Darakshan Mir
Scholarly perspectives, largely outside the discipline of Computer Science, have long recognized that technological artifacts are not politically neutral, but that these technologies inherently embody certain political properties (for example, Winner’s 1980 article titled “Do Artifacts Have Politics?”). Like Winner, I use politics to mean “arrangements of power and authority in human associations as well as the activities that take place within those arrangements.”

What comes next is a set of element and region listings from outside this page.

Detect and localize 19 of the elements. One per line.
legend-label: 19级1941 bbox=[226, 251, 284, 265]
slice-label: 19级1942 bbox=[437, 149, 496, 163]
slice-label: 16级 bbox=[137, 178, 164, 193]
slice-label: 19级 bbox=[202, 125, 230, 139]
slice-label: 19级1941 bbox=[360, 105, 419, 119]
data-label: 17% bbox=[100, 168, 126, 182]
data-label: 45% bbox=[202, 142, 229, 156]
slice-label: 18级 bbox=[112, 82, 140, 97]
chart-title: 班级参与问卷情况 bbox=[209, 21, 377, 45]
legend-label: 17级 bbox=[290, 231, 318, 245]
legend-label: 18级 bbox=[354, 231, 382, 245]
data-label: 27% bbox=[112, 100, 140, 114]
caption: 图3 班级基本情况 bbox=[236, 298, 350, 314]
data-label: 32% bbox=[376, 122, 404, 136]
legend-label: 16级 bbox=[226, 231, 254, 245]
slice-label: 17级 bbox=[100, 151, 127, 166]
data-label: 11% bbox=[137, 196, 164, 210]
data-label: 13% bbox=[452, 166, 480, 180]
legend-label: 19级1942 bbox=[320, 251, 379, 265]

With increasing recognition of the power that computing wields in our current socio-political landscape, there is an emerging consensus that Computer Science departments and programs have a responsibility to educate students in considering the ethical and societal implications of the artifacts they create. Yet, the conceptualizations of these “Ethics in Computing” courses and pedagogical resources are, by and large, stripped of their political dimensions. This paper discusses the implications of such a depoliticized education by analyzing the Association of Computing Machinery’s (ACM) “Code of Ethics” and associated case studies. I interrogate the notion of “The Public Good” that the ACM Code of Ethics is rooted in, and examine what kinds of political arrangements this invocation of the public good supports. Using specific case studies, such as the one that analyzes ethical considerations in “Automated Active Response Weaponry”, I examine how an apparently de-politicized application of Principles outlined in the Code of Ethics, nevertheless, leads to specific political positions.